3) On-line safety suggestions for plan fiduciaries and individuals. Though the next suggestions is perhaps acquainted, maintaining them prime of thoughts will assist your purchasers and their plan individuals scale back the chance of fraud and loss to their retirement accounts:

• Register, arrange, and routinely monitor any on-line retirement account.

• Create robust and distinctive passwords.

• Use multifactor authentication.

• Hold private contact data present.

• Shut or delete unused accounts.

• Be cautious of free Wi-Fi.

• Be within the know concerning indicators of phishing assaults.
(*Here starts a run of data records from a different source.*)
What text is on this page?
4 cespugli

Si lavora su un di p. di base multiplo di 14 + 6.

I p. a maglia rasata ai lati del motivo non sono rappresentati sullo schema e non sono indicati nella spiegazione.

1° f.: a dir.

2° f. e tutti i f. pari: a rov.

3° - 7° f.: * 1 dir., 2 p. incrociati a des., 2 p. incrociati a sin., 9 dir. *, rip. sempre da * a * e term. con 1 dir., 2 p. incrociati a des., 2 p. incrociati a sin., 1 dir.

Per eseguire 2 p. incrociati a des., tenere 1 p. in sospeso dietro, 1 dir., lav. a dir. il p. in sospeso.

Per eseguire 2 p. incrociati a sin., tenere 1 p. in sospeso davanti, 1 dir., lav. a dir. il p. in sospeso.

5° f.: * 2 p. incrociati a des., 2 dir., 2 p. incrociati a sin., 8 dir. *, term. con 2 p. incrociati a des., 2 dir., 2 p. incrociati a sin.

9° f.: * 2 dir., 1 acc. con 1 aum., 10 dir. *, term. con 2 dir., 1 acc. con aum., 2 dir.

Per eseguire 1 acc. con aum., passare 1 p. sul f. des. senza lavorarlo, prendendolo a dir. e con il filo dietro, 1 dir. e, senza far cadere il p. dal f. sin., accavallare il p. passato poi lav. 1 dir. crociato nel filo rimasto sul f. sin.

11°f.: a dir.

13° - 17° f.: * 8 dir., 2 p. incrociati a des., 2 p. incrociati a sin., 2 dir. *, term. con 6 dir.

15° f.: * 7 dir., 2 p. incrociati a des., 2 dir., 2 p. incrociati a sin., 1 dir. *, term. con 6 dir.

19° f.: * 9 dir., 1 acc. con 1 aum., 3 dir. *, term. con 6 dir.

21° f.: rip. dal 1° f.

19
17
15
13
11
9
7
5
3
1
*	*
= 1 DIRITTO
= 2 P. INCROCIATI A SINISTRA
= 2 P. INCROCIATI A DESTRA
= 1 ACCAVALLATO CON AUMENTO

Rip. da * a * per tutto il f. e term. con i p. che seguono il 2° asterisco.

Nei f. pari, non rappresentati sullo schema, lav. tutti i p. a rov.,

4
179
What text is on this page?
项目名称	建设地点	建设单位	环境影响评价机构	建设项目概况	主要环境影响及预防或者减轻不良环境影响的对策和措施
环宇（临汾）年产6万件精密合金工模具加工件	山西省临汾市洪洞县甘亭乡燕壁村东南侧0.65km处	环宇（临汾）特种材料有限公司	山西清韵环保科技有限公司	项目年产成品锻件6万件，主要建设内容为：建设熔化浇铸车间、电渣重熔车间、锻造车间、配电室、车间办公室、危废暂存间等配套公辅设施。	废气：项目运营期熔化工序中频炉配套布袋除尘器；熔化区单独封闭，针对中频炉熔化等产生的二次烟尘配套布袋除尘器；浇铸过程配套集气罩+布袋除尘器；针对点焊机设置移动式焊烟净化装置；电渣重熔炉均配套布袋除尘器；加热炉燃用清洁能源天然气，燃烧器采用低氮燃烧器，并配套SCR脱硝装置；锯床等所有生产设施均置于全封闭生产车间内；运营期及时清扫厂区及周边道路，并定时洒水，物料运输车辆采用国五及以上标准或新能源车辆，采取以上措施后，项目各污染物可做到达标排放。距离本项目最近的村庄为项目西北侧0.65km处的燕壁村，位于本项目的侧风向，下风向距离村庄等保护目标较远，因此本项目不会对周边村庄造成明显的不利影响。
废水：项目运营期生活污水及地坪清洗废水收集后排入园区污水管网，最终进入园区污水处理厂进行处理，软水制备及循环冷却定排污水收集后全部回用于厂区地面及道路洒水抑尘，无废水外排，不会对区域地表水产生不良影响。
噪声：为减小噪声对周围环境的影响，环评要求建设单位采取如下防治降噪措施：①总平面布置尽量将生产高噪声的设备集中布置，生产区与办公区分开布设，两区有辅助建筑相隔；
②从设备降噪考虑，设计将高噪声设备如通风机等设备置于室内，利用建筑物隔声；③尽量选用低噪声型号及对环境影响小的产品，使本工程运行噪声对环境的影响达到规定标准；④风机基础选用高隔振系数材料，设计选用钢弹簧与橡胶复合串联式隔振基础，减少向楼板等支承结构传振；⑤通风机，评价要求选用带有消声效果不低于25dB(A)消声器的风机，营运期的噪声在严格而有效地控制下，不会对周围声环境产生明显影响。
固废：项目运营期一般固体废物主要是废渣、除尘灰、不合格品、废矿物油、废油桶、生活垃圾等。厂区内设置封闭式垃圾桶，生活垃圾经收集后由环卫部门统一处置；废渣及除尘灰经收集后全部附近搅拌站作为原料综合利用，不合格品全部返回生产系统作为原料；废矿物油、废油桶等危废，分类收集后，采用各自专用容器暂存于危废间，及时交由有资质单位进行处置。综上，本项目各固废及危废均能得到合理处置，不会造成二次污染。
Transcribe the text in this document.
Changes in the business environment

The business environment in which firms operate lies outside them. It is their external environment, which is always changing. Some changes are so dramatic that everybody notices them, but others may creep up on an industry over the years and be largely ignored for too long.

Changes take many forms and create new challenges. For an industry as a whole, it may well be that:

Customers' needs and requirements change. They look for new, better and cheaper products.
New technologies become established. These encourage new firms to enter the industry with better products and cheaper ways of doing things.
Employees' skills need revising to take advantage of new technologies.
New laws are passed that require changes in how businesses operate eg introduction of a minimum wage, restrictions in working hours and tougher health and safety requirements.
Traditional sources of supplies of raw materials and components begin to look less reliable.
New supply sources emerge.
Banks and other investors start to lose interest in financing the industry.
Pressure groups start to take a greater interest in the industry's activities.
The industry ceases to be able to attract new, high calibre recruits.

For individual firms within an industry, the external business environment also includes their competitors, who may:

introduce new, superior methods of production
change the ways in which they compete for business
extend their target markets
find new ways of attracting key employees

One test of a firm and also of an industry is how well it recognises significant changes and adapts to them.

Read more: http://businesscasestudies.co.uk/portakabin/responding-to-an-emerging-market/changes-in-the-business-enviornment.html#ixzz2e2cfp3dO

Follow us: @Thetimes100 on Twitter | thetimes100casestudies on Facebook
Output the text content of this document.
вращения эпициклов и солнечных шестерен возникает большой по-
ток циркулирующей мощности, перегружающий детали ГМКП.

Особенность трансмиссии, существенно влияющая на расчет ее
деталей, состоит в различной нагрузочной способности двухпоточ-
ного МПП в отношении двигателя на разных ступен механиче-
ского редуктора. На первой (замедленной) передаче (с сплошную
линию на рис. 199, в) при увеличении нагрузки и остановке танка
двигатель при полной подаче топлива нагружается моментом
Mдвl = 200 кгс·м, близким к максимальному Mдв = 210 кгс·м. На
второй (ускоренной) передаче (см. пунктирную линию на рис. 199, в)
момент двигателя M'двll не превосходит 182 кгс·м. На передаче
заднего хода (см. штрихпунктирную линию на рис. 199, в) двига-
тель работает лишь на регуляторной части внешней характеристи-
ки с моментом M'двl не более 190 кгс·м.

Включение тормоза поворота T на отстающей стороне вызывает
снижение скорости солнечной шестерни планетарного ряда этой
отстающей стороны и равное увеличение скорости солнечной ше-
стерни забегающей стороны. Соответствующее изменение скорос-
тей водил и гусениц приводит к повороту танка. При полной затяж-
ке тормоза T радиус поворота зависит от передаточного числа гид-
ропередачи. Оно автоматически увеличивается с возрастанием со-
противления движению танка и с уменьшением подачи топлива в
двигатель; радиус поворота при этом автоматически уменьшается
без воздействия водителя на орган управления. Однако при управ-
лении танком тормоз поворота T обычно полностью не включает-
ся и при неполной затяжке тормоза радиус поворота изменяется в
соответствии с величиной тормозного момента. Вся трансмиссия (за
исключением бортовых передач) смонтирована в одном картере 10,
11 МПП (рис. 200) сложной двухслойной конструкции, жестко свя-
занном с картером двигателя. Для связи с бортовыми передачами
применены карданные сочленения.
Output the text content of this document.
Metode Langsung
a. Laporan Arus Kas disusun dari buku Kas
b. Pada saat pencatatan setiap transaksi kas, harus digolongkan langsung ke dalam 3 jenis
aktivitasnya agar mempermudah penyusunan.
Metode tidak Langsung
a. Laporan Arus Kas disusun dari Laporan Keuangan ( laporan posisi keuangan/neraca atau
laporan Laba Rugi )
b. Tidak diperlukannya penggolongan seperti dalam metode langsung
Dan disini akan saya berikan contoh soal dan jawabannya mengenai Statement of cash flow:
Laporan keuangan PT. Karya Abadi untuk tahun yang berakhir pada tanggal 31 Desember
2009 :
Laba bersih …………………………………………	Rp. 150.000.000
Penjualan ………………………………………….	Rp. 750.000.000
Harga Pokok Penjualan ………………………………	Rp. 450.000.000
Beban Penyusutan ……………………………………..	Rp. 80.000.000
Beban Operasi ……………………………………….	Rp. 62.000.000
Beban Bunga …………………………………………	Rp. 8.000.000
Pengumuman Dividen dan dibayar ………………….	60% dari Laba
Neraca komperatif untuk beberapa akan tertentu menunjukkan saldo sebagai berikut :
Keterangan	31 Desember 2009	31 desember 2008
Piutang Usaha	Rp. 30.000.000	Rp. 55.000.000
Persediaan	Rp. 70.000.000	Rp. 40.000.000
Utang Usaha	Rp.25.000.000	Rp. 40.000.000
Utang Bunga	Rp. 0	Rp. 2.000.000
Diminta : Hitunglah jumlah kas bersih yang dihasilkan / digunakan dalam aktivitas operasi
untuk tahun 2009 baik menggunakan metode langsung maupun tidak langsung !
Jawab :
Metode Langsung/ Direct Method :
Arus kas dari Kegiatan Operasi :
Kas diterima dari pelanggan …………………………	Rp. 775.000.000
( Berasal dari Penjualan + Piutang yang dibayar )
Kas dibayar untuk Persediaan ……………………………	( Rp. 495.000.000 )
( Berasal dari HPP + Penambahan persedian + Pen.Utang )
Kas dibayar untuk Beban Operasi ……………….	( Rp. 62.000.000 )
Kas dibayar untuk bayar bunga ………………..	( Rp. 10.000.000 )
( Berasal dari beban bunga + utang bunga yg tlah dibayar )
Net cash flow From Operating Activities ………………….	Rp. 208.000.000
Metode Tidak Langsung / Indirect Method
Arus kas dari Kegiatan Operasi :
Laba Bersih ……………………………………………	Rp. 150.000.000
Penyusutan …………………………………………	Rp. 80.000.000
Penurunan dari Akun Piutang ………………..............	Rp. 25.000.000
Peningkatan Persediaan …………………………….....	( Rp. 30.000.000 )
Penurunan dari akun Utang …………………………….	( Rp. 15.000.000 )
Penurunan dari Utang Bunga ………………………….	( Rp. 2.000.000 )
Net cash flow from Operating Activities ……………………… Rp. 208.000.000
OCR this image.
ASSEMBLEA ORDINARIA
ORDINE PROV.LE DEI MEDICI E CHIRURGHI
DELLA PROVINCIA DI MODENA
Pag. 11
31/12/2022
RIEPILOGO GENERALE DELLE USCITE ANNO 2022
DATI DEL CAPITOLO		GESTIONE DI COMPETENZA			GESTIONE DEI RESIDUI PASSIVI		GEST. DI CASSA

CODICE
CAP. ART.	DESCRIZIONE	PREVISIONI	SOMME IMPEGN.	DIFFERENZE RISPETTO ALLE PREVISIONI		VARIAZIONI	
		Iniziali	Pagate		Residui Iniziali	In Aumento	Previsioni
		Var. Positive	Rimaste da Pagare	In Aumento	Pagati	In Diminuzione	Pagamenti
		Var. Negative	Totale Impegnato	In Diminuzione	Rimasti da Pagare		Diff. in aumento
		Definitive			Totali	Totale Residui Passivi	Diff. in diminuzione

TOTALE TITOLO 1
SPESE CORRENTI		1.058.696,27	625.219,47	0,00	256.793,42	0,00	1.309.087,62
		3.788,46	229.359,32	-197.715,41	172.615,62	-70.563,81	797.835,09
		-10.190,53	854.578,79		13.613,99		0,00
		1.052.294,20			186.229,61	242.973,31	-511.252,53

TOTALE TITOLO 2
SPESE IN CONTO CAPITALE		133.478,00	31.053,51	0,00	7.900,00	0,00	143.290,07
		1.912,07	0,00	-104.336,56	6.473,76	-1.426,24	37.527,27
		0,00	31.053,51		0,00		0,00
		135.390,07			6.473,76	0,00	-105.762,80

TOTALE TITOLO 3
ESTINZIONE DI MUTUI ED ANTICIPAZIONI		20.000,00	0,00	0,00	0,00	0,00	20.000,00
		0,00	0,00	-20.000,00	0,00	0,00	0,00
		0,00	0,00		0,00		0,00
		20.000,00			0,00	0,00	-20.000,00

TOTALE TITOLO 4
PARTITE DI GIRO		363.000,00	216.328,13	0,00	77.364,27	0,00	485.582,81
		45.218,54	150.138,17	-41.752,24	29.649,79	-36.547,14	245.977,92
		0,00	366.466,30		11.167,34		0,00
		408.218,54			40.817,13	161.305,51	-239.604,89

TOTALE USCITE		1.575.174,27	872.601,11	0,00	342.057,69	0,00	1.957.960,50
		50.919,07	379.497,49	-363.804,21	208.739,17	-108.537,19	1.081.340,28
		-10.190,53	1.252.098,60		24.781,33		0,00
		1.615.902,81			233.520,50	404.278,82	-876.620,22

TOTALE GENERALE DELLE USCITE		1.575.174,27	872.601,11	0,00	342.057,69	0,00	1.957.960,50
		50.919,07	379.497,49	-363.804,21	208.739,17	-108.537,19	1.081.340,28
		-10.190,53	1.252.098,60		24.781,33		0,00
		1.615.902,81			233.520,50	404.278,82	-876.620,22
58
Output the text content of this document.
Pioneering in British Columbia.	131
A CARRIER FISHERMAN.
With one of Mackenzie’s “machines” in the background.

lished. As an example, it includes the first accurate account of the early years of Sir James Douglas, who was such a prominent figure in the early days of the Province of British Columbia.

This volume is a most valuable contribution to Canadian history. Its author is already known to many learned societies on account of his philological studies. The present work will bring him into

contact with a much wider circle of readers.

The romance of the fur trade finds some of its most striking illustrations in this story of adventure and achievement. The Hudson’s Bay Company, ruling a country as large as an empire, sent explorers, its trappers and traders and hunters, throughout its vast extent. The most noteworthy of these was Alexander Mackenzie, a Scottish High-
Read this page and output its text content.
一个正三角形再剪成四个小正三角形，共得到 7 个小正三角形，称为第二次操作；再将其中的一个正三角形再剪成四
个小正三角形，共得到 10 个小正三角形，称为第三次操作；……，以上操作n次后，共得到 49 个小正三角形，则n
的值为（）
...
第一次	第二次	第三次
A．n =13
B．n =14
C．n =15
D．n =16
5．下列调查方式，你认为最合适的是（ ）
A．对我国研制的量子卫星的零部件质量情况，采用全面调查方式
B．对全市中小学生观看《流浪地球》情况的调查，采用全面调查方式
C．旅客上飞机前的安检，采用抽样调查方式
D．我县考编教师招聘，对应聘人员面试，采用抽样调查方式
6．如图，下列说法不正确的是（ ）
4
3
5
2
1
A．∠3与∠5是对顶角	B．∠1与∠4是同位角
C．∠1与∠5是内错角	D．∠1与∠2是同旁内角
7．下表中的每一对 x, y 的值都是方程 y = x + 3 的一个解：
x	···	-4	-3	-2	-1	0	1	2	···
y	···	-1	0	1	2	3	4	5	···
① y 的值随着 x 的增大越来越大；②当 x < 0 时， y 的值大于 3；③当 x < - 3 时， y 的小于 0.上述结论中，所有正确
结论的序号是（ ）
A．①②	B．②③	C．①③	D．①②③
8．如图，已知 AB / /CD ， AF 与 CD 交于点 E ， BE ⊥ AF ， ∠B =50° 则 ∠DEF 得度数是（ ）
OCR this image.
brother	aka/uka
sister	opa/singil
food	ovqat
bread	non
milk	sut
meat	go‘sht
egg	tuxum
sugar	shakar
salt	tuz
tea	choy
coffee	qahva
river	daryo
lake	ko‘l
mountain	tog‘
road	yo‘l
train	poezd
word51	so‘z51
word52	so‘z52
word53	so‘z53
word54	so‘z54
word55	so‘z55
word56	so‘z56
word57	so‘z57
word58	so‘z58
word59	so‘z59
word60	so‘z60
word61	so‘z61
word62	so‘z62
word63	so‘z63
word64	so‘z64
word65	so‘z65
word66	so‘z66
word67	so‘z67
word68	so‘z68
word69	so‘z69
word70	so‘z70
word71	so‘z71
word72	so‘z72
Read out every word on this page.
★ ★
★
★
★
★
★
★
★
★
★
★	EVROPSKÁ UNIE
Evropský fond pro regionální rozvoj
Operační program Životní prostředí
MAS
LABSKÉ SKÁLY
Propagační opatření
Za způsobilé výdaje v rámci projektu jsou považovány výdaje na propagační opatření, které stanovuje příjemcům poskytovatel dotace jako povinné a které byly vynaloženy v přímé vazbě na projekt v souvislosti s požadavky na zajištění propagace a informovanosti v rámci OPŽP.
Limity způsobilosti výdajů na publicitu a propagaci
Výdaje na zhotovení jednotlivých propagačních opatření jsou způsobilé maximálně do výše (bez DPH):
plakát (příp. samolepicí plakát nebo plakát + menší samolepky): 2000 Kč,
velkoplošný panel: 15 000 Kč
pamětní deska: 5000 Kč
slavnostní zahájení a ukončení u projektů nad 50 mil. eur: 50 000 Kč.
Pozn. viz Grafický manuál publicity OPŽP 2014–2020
• Use antivirus software program and maintain apps and software program present.

Cybersecurity Consciousness Mindset

In accordance with the DOL steering for retirement plan cybersecurity, the insurance policies described above are designed to assist defend an estimated $9.3 trillion in plan belongings. This huge sum highlights the cyberthreats confronted by your plan sponsor purchasers and their plan individuals. Should you’re an advisor who helps or acts as a plan fiduciary, you’ve gotten an obligation to do your half in educating your purchasers concerning cybersecurity. It’s additionally a superb enterprise apply—and a very good option to construct relationships with retirement plan sponsors.

For extra data on cybersecurity, learn our current publish on the significance of cyber legal responsibility insurance coverage. We additionally suggest visiting the Cybersecurity Consciousness Month web site.